Juno görevinin görünürdeki hedefi, Jüpiter’in girdap gibi dönen bulutlarının altına bakmak ve gezegeni işleten şeyin ne olduğunu öğrenmekmiş. Bu son görüntüler, araştırma aracının Jüpiter’in uyduları üzerinde de çalışma yapabileceğini gösteriyor. Bu durum, gaz devi ve onun başlıca uyduları (Io, Europa, Ganymede ile Callisto) arasında gerçekleşen etkileşimlerin, her ikisini de nasıl etkilediğine dair yeni fikirler sunabilir.
Io’ya gelince; bunlara, Jüpiter ile gelgitsel etkileşimlere atfedilen volkanik faaliyeti ve Jüpiter’in gölgesinde olduğu zaman dondurucu soğukluğa ulaşan Io’nun ince atmosferini de ekleyebiliriz. Ayrıca Io’nun volkanik faaliyetinin, Jüpiter’in radyasyon ortamına katkıda bulunması ve gezegenin manyetik alanını güçlendirip şekillendirmeye yardımcı olması da muhtemel.

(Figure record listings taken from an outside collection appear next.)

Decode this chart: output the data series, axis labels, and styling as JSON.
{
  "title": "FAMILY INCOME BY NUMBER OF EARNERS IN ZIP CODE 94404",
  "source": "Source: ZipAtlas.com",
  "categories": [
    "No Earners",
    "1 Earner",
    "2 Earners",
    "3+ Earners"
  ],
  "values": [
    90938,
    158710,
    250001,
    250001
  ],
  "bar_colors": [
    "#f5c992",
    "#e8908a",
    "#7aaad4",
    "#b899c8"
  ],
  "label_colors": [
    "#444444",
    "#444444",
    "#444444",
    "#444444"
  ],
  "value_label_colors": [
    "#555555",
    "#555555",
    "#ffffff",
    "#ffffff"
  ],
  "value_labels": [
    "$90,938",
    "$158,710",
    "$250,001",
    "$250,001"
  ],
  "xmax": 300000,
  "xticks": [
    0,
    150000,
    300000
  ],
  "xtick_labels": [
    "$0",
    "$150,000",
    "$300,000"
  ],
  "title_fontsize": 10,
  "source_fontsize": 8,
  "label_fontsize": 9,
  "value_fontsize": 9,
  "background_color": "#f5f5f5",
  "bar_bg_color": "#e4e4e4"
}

Bu görüntüler, Juno görevinin orta noktasında çekildi. Görevin, 2021 yılının Temmuz ayında Jüpiter’i haritalamayı bitirmesi ve gezegenin atmosferine girerek sona ermesi planlanıyor. Bu durum gerçekleşmeden önce ve sonra, bilim insanları bu görevden çok daha fazla görüntü ile bulgunun gelmesini bekliyor.